Distinções que impedem erros por aproximação
Questões difíceis frequentemente não apresentam uma afirmação absurdamente falsa. Elas aproximam conceitos vizinhos e trocam um elemento decisivo. O quadro abaixo deve ser usado como mapa de contraste: ao revisar, cubra a segunda coluna e tente reconstruir a diferença sem consultar.
| Conceito | O que precisa ser distinguido |
|---|---|
| regente | Palavra cujo sentido ou estrutura pede complemento. |
| regido | Termo que completa o regente, podendo vir com preposição exigida. |
| mudança de sentido | Alguns verbos apresentam construções diferentes conforme o significado assumido. |
| regência nominal | Nomes e adjetivos também podem exigir preposição, não apenas verbos. |
| regência e crase | A crase depende primeiro da presença legítima da preposição a. |
Casos analisados passo a passo
Os casos seguintes foram escritos para exigir transferência.
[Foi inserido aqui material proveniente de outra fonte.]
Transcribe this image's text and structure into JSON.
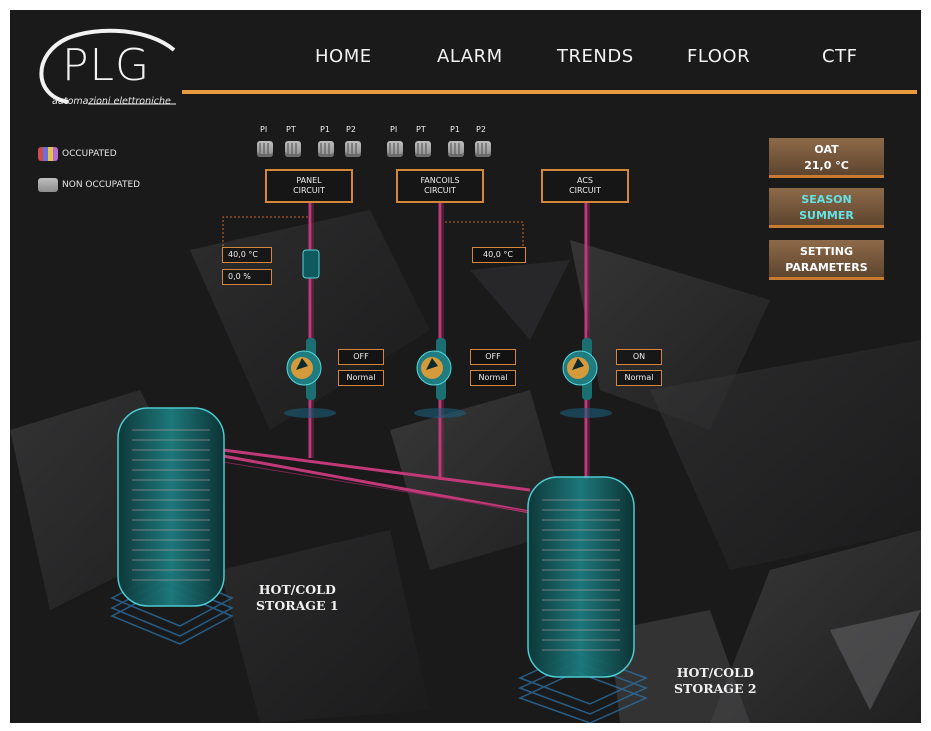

Em vez de repetir uma frase do resumo, eles obrigam a reconhecer o mecanismo em uma situação ligeiramente diferente, que é o tipo de mudança capaz de separar memorização de compreensão.
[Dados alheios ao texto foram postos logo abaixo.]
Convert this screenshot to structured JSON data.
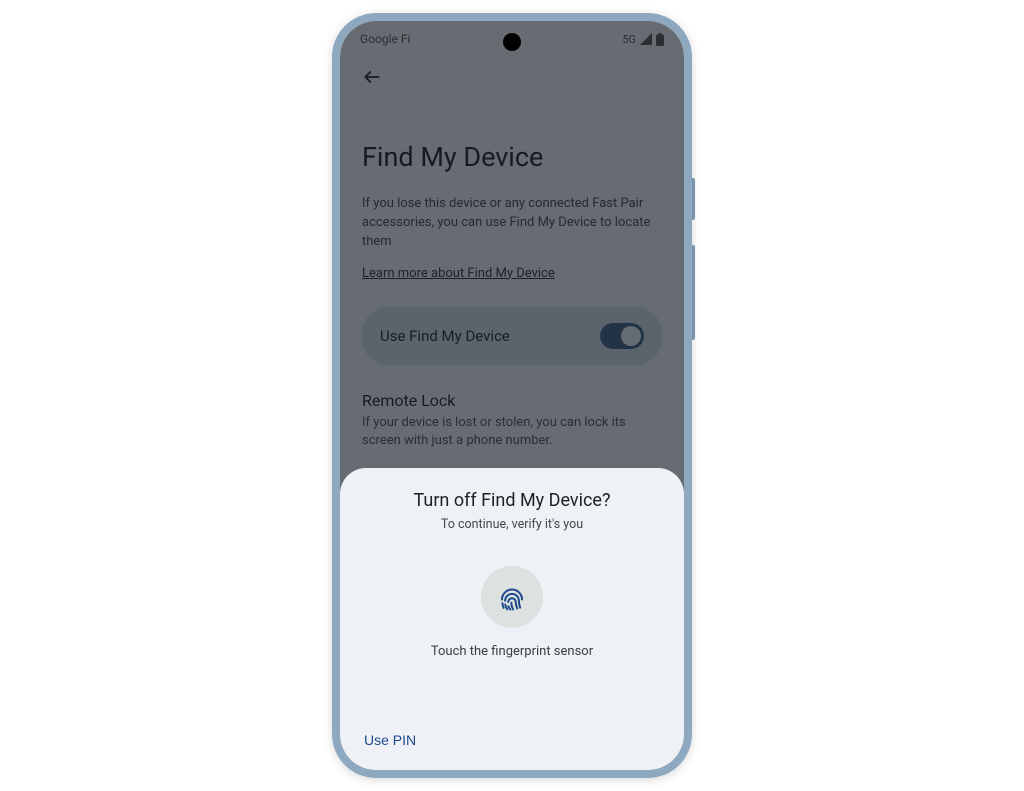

Antes de decidir a regência, substitua mentalmente o verbo por um sinônimo compatível. Se o sentido mudou, uma regra memorizada para outro uso pode não servir.
Em expressões como ‘necessidade de revisão’, o substantivo necessidade estabelece a relação com o complemento, mostrando que regência nominal também é estrutural.
Em uma construção que exige preposição a, ainda é necessário verificar se o termo seguinte admite artigo a. A presença da preposição, sozinha, não basta para produzir crase.
Armadilhas de alto custo
Estas armadilhas merecem registro específico no caderno de erros. Se a mesma falha aparecer em questões diferentes, trate-a como padrão de decisão e não como acidente isolado.
- memorizar verbo e preposição sem considerar o sentido
- supor que todo complemento preposicionado é objeto indireto
- esquecer regência de nomes e adjetivos
- usar crase antes de confirmar a exigência da preposição
- aceitar reescrita que troca o verbo e preserva indevidamente a mesma preposição
Recuperação ativa: responda antes de abrir o comentário
Não use estas perguntas como leitura. Formule uma resposta oral ou escrita antes de expandir cada comentário. Se a resposta sair vaga, volte ao trecho exato que sustenta o conceito e produza um exemplo próprio.
1. Qual vem primeiro: sentido ou preposição?
2. Regência é apenas tema verbal?
3. Por que a regência é central para crase?
4. Uma troca por sinônimo preserva automaticamente a regência?
5. Como revisar?
Protocolo de revisão em três níveis
Nível 1 — reconhecimento: identifique o conceito e a relação principal. Nível 2 — aplicação: resolva um caso novo sem consultar. Nível 3 — discriminação: explique por que uma alternativa quase correta falha. Só avance o intervalo de revisão quando os três níveis estiverem estáveis.
- classificar o sentido do verbo antes de consultar regra
- separar exemplos de regência verbal e nominal
- treinar reescritas com troca de verbo
- ligar cada caso de crase à preposição exigida
- criar exemplos próprios para verbos de mais de uma regência
- registrar no caderno de erros a construção completa, não apenas a preposição
Feche o material e produza uma explicação de dois minutos para o tema, um exemplo correto e um erro típico. Depois abra uma questão relacionada e justifique não apenas a resposta escolhida, mas pelo menos dois distratores. Se depender de releitura para começar, o conteúdo ainda está em fase de aquisição.
Fontes, limites e transparência editorial
A revisão editorial deve usar gramáticas normativas e dicionários de regência como referência, sempre preservando o contexto semântico da frase. Listas soltas de preposições são insuficientes para um material de alto valor didático.
A Patrulha separa conteúdo didático autoral, enunciados de prova e referências externas. Afirmações factuais ou normativas que possam mudar devem ser conferidas na fonte adequada; exemplos autorais são identificados pelo contexto didático e não devem ser apresentados como questões oficiais. Esta página integra uma biblioteca de estudo, não uma coleção criada apenas para mecanismos de busca.